PANIKKNACKER #28

PANIKKNACKER #28
PANIKKNACKER #28

PANIKKNACKER #28
68 DIN-A-4-Seiten; €3.-
Pankerknacker, Postfach 360421, 10974 Berlin
www.pankerknacker.com
Stefano hatte  Lust, den Krempel hinuzschmeißen, klebte das Pech doch an seinen Lederstiefeln. Die passende Story "Blind vor Liebe im Schlaraffenland" folgt in der kommenden Ausgabe. Don Chrischan beabsichtigt, Dave Lombardo die Scheiße aus dem Leib zu prügeln, doch Thorsten will nicht mitmachen und beseitigt lieber seine Müllsäcke. Stiletti chauffiert indes lieber die TEASERETTES nach Aschaffenburg, die sich gerne mal die Nudeln in die Nase hauen und geben Workshops zu burlesque-Moves. Danach asked Stefano Alex Maiorano some questions and I notice that Alex spend most of his time playing guitar and listening to records at home, that he is a teenager not anymore an come up with some idea and takes influence from the all the music he listens to.

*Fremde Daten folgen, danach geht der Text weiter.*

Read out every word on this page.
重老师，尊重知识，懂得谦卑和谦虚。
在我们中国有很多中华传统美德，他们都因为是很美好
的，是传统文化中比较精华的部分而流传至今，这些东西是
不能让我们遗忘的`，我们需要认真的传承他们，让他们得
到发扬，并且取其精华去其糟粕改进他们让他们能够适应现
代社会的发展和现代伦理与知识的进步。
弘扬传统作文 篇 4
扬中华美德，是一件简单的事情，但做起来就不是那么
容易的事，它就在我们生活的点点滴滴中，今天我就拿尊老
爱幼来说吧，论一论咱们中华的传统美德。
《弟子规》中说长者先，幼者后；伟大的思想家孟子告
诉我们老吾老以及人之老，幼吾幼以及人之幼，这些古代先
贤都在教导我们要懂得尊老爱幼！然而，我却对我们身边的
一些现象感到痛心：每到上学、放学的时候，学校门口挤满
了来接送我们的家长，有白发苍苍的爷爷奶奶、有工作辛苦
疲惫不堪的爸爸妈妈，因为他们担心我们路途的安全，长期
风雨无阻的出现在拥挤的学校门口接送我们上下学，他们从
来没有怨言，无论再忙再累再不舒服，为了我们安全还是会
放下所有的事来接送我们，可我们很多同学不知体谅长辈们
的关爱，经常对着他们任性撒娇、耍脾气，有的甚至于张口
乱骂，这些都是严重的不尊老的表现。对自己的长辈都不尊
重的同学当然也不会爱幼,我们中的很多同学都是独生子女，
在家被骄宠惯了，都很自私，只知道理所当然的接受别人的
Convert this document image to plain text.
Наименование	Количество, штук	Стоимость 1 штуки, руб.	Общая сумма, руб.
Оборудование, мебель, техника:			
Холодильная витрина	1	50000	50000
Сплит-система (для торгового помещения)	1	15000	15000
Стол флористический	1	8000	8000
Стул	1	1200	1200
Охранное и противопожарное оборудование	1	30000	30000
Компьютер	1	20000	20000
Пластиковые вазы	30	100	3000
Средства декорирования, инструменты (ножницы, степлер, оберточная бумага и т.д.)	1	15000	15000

 Bobby Peru reflektiert die Mitfahrgelegenheits-Tour mit Stefano nach Dunkeldeutschland, ins Schwabenländle. MOVIE STAR JUNKIES spielen die Hauptrolle in ihrem eignen Film, sind too stoned to take a photo with Iggy Pop backstage while Stefano always has a headache.  THE DICTARORS werden in einer Anthologie gehuldigt. Wiederum Stefano goes down to earth and interviewed GIUDA who grewed up in Rome suburbs and have huge passion for Punk Rock and DIY-culture, while BELLA WRECK wanna fuckin' play in front of fuckin' 80000, wow, what a fuckin' thing! Mit SCHOI!NENTHOR werden way-of-life-Modelle Tor und Türen geöffnet, dass die "vollbehinderte Krüppelskins die Bands wie SCHOI!NENTHOR machen gibt" und gescheitert sind, aber nicht verhindern können, dass es eine ferngesteuerte Skinhead-Szene gibt.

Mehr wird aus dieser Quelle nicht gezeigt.